Dieta Baja en Grasa
Entendemos por dieta baja en grasa aquella que principalmente esta compuesta por alimentos frescos, ya que estos son bajos en el contenido de grasa. Estos alimentos son por ejemplo las verduras, frutas, cereales, tubérculos etc. Mantener una dieta baja en grasa también significa tener cuidado en el consumo de productos como el aceite, la mantequilla o margarina, mayonesa, quesos cremosos, o aderezos cremosos para las ensaladas.
Para comprender mejor en lo que consiste una dieta baja en grasa, es necesario conocer que existen varios tipos de grasas. Las grasas saturadas, las cuales se les conoce comúnmente por el nombre de “grasas malas”. Este apelativo se debe a que son las primeras causantes del aumento del colesterol y de la mayoría de los problemas de circulación. La forma mas sencilla de identificarlas es notando que cuando no se exponen a temperaturas altas se mantienen sólidas. Otro grupo de grasas son las insaturadas, las cuales se caracterizan por estar en estado líquido a temperatura ambiental. Comúnmente se les conoce como “grasas buenas” debido a que su función es controlar el colesterol y las enfermedades cardiovasculares.

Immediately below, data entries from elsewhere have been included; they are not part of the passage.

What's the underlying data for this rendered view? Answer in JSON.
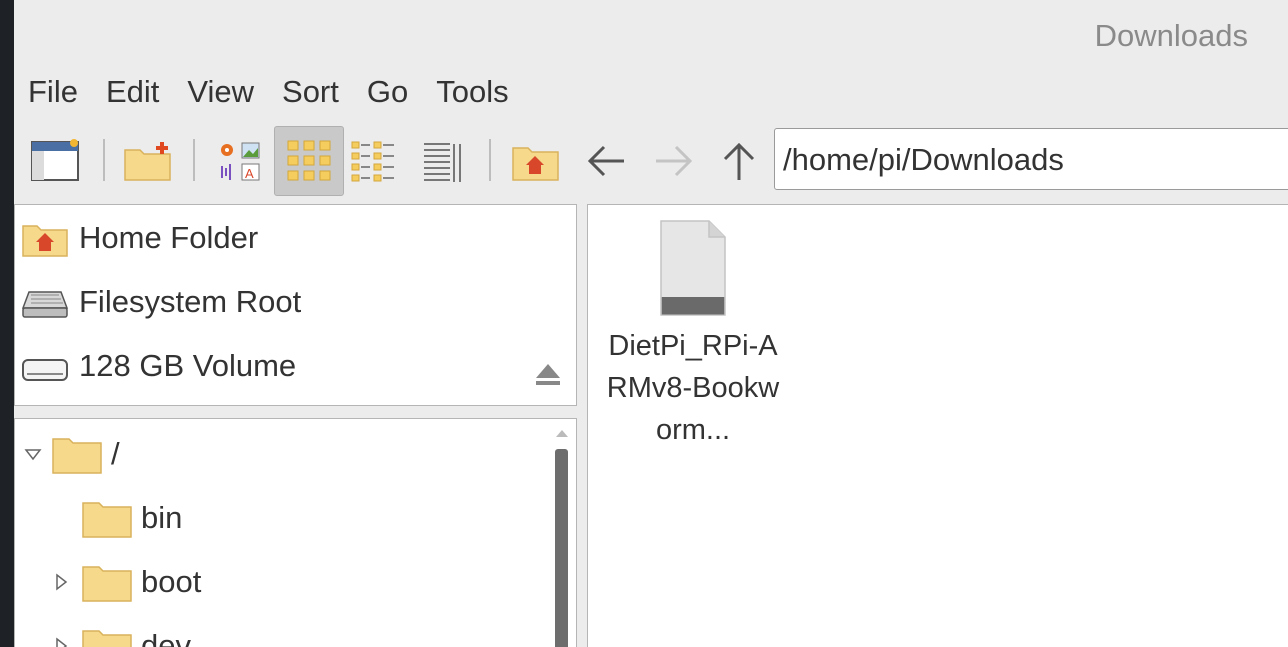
{
  "window": {
    "title": "Downloads"
  },
  "menu": [
    "File",
    "Edit",
    "View",
    "Sort",
    "Go",
    "Tools"
  ],
  "toolbar": {
    "buttons": [
      "sidebar-toggle-icon",
      "new-folder-icon",
      "thumbnail-view-icon",
      "icon-view-icon",
      "compact-view-icon",
      "detailed-list-view-icon",
      "home-icon",
      "back-arrow-icon",
      "forward-arrow-icon",
      "up-arrow-icon"
    ],
    "active_view": "icon-view"
  },
  "address_bar": {
    "value": "/home/pi/Downloads"
  },
  "places": [
    {
      "label": "Home Folder",
      "icon": "home-folder-icon"
    },
    {
      "label": "Filesystem Root",
      "icon": "drive-icon"
    },
    {
      "label": "128 GB Volume",
      "icon": "volume-icon",
      "ejectable": true
    }
  ],
  "tree": [
    {
      "label": "/",
      "expanded": true
    },
    {
      "label": "bin"
    },
    {
      "label": "boot"
    },
    {
      "label": "dev"
    }
  ],
  "files": [
    {
      "name": "DietPi_RPi-ARMv8-Bookworm...",
      "icon": "generic-file-icon"
    }
  ],
  "colors": {
    "folder": "#f7d98b",
    "folder_border": "#d9b25c",
    "home_red": "#d9472b",
    "active_bg": "#c9c9c9"
  }
}
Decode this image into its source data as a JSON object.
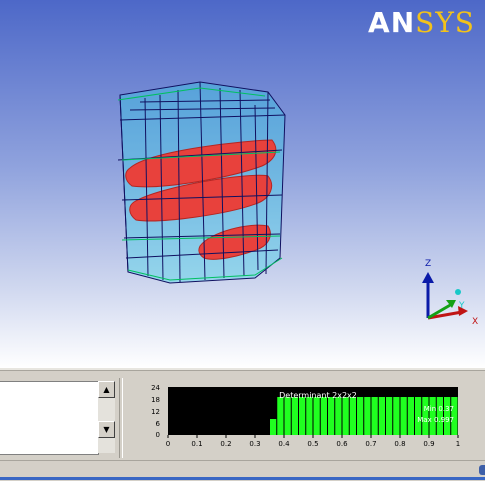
{
  "logo": {
    "part1": "AN",
    "part2": "SYS"
  },
  "triad": {
    "z_label": "Z",
    "y_label": "Y",
    "x_label": "X"
  },
  "colors": {
    "coil": "#e8413c",
    "mesh": "#000080",
    "fill": "#2fd6e8",
    "histo_bar": "#20ff20",
    "histo_bg": "#000000"
  },
  "message_box": {
    "text": ""
  },
  "chart_data": {
    "type": "bar",
    "title": "Determinant 2x2x2",
    "categories": [
      "0.35",
      "0.375",
      "0.4",
      "0.425",
      "0.45",
      "0.475",
      "0.5",
      "0.525",
      "0.55",
      "0.575",
      "0.6",
      "0.625",
      "0.65",
      "0.675",
      "0.7",
      "0.725",
      "0.75",
      "0.775",
      "0.8",
      "0.825",
      "0.85",
      "0.875",
      "0.9",
      "0.925",
      "0.95",
      "0.975"
    ],
    "values": [
      8,
      19,
      19,
      19,
      19,
      19,
      19,
      19,
      19,
      19,
      19,
      19,
      19,
      19,
      19,
      19,
      19,
      19,
      19,
      19,
      19,
      19,
      19,
      19,
      19,
      19
    ],
    "xlim": [
      0,
      1
    ],
    "ylim": [
      0,
      24
    ],
    "xticks": [
      "0",
      "0.1",
      "0.2",
      "0.3",
      "0.4",
      "0.5",
      "0.6",
      "0.7",
      "0.8",
      "0.9",
      "1"
    ],
    "yticks": [
      "0",
      "6",
      "12",
      "18",
      "24"
    ],
    "min_label": "Min 0.37",
    "max_label": "Max 0.997",
    "grid": false
  }
}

Este grupo a su vez se subdivide en dos categorías: Grasas monoinsaturadas, que son la fuente de energía en los alimentos y las encontramos principalmente en el aceite de oliva y de canola, y Grasas poliinsaturadas que principalmente se encuentran en los aceites de pescado, azafrán, girasol, maíz y soya. El tercer grupo de grasas son los Ácidos trans grasos, los cuales son grasas insaturadas que han pasado por un proceso de hidrogenación en el cual se han convertido en ácidos con las mismas propiedades de grasas saturadas. Estos son por ejemplo la mantequilla, las margarinas, las cremas de los pasteles, los alimentos fritos, productos horneados procesados como galletas, magdalenas, etc.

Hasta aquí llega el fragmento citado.